Investments such as bank capital notes, subordinated notes and hybrid securities tend to become more popular when interest rates are low and investors are struggling to find much needed income from their portfolios. Many of these securities are snapped up by investors as they appear to be safe and are often issued by reputable banks. However, it pays to remember the phrase “all that glitters is not necessarily gold” when it comes to assessing some of these higher yielding securities.
At Milestone, we appraise these securities closely and use them sparingly, and then only for certain clients in certain circumstances. We are at pains to point out the risks of such products and will only allocate a very small portion of some portfolios to them.
Bank capital notes are not inherently bad nor are we trying to dissuade people from using them. The important point to understand is that bank capital notes do not act like normal fixed interest securities and hence it is difficult to truly stress test a potential portfolio to assess the risk and projected return.
We agree with the Financial Markets Authority (FMA) recently published guidance document relating to bank capital notes and similar products. We have quoted portions of this below.
Capital notes are often issued by well-known banks, but are riskier than bank deposits. They may not be suitable for many investors. A household name and high headline rate of return alone are not good reasons to invest. You also need to understand the complex and potentially risky nature of these investments, and whether they are suitable for you.
What are bank capital notes?
Banks must hold a certain amount of ‘capital’ to make them less likely to become insolvent (go out of business). Banks issue capital notes to help them raise the capital they need. You may hear different investments being described as ’Tier 1 capital’ or ’Tier 2 capital’ – this describes how the bank can use your money to meet its capital requirements. The important thing for investors to remember is that different capital notes have different terms and conditions, so it’s always important to read the investment statement or product disclosure statement carefully. Common features of bank capital notes include:
- The bank may stop interest payments, or reduce the amount of interest they pay to investors, even if they’re still in business.
- The bank can convert the notes into shares in the bank (or their parent company). The value of those shares at the time they are converted may be a lot less than the amount you paid for the capital notes.
- The notes may be cancelled so you lose some or all of your investment, even if the bank is still in business.
Where these features are included, they will be described in the offer document (investment statement or product disclosure statement). These features are usually subject to complex tests and conditions even experienced investors can find hard to evaluate.
Capital notes can also be issued by companies other than banks, and there are other financial products with similar features and risks to capital notes. These may be called ‘hybrid securities’, ‘subordinated notes’, ‘preference shares’ or ‘convertible preference shares’. The product’s investment statement or product disclosure statement will describe its features.
Payments can be unpredictable
Bank capital notes will usually offer a good headline interest rate, but investors should think about whether this is enough to make the higher risks worthwhile, and whether those risks fit their investment needs. Some features of bank capital notes can be difficult to predict, including:
- Interest payments may be reduced or stopped.

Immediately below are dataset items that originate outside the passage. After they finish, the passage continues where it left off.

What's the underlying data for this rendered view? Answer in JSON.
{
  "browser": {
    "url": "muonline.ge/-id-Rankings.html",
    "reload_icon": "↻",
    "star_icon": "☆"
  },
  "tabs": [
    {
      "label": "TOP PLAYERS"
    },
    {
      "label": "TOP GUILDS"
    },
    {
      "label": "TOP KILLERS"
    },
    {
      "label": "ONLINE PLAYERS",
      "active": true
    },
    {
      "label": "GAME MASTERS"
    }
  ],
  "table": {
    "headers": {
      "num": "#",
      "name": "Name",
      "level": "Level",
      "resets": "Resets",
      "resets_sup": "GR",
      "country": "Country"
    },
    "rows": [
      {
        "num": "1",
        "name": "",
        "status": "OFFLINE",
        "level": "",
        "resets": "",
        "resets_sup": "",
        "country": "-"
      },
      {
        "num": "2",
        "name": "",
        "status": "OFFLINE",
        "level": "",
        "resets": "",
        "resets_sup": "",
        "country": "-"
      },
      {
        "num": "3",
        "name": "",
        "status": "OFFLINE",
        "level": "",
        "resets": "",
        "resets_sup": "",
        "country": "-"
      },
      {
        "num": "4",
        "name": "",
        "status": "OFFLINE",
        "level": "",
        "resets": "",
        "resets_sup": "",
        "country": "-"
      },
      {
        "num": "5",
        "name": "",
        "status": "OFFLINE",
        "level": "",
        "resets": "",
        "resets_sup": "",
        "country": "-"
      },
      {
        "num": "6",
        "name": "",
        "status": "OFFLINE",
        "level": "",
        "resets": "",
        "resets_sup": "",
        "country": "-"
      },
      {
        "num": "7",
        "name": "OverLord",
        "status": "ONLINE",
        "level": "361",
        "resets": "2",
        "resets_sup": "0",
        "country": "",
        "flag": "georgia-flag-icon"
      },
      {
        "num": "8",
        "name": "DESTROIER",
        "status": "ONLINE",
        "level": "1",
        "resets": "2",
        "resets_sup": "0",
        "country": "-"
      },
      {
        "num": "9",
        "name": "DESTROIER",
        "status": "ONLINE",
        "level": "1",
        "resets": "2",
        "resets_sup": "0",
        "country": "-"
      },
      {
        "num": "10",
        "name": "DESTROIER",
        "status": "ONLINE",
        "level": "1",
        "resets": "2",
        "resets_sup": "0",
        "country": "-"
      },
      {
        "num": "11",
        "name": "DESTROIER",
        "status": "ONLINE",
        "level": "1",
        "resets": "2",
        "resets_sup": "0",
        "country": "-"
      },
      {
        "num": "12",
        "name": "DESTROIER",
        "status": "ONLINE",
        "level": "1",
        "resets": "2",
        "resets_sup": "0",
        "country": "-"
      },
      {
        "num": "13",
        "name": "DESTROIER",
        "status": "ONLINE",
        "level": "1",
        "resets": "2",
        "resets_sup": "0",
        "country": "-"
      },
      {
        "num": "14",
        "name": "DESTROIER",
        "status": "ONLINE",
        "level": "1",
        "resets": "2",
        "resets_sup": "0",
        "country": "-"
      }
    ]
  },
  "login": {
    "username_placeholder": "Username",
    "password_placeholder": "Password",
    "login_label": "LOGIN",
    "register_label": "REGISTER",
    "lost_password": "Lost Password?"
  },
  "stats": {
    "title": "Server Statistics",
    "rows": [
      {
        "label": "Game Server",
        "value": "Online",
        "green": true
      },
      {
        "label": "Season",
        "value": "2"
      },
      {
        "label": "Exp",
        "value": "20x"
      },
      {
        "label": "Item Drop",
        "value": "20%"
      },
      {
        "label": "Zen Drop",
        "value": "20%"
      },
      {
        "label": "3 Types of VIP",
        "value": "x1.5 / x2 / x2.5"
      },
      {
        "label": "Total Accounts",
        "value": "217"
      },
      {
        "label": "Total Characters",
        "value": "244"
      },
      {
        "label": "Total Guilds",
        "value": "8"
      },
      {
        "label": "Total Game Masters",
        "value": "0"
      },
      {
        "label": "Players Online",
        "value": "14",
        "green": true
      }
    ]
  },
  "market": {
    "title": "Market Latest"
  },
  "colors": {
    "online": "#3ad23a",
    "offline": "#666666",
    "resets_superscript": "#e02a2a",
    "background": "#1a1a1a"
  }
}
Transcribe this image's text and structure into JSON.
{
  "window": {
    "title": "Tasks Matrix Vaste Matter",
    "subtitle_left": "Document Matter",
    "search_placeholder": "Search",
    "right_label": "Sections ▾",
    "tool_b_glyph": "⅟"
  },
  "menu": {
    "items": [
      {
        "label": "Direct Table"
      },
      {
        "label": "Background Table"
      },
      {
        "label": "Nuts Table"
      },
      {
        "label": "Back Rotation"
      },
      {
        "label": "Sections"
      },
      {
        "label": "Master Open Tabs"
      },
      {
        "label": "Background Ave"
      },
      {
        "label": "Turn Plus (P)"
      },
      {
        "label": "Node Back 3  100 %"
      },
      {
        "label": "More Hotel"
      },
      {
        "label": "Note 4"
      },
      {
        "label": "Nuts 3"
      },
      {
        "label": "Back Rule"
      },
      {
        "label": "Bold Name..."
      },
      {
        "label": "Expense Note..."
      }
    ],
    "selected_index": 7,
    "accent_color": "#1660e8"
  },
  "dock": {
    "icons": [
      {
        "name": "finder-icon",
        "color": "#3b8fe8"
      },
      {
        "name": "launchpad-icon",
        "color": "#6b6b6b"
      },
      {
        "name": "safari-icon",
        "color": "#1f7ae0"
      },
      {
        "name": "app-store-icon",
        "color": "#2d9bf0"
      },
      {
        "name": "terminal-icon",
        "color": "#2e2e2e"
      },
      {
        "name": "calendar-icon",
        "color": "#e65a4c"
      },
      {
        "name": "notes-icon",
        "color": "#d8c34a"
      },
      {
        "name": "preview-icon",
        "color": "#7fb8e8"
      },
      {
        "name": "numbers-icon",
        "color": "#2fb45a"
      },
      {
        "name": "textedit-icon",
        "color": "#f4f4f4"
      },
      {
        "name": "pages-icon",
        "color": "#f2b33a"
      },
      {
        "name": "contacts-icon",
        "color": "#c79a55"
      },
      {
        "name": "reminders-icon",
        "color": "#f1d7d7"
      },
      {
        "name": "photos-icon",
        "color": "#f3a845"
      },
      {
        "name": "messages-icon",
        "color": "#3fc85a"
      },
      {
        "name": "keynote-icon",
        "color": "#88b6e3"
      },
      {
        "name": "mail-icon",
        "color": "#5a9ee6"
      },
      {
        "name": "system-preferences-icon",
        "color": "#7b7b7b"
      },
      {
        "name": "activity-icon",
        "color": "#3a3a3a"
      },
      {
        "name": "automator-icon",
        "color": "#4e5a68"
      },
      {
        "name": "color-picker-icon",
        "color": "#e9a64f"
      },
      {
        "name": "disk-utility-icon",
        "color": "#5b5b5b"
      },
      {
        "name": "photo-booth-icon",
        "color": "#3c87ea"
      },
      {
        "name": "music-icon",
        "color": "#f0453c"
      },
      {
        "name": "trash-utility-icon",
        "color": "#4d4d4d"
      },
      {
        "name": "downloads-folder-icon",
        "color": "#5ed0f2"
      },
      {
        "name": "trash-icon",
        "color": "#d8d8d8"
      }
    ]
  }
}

- Capital notes often allow the bank to stop paying interest, or reduce the amount of interest they pay, under certain circumstances. Sometimes interest payments are completely the bank’s decision, even if their business is profitable. It might be difficult to predict the circumstances in which a well-known bank chooses to stop paying interest on its capital notes, but you shouldn’t assume this would never happen.
- Buy-back is usually the bank’s decision. Although capital notes are long term investments, sometimes of ‘perpetual’ duration, they often contain provisions that lead investors to expect the bank will buy the notes back (called buy-back) after an initial period, often five years. Any buy-back is usually the bank’s decision. You shouldn’t assume that because the bank is a household name they will buy-back the notes after this initial period.
Capital notes are deliberately designed with features that give banks flexibility over payments. Although it can be difficult to predict when a bank might use these features, you should be aware that they can be used when it’s in the bank’s interests to do so.
The market price can change quickly
Bank capital notes are usually listed on NZX, but this doesn’t necessarily mean you will be able to sell your notes quickly, or at all. The market price for capital notes can change quickly. For example, the value of the note may suddenly fall if the bank suspends or defers interest payments, or if they don’t buy-back the notes when the market expected them to.
Bank capital notes are designed to protect the bank
Bank capital notes are designed to make banks less likely to become insolvent. Their terms are often controlled by the requirements of ‘prudential regulation’, which is regulation to protect the stability of the financial system, rather than your specific investment. The risk of loss to the bank is reduced by passing this risk on to investors who purchase their capital notes.
The same features that give banks flexibility to cancel or postpone their obligations create complex risks for investors.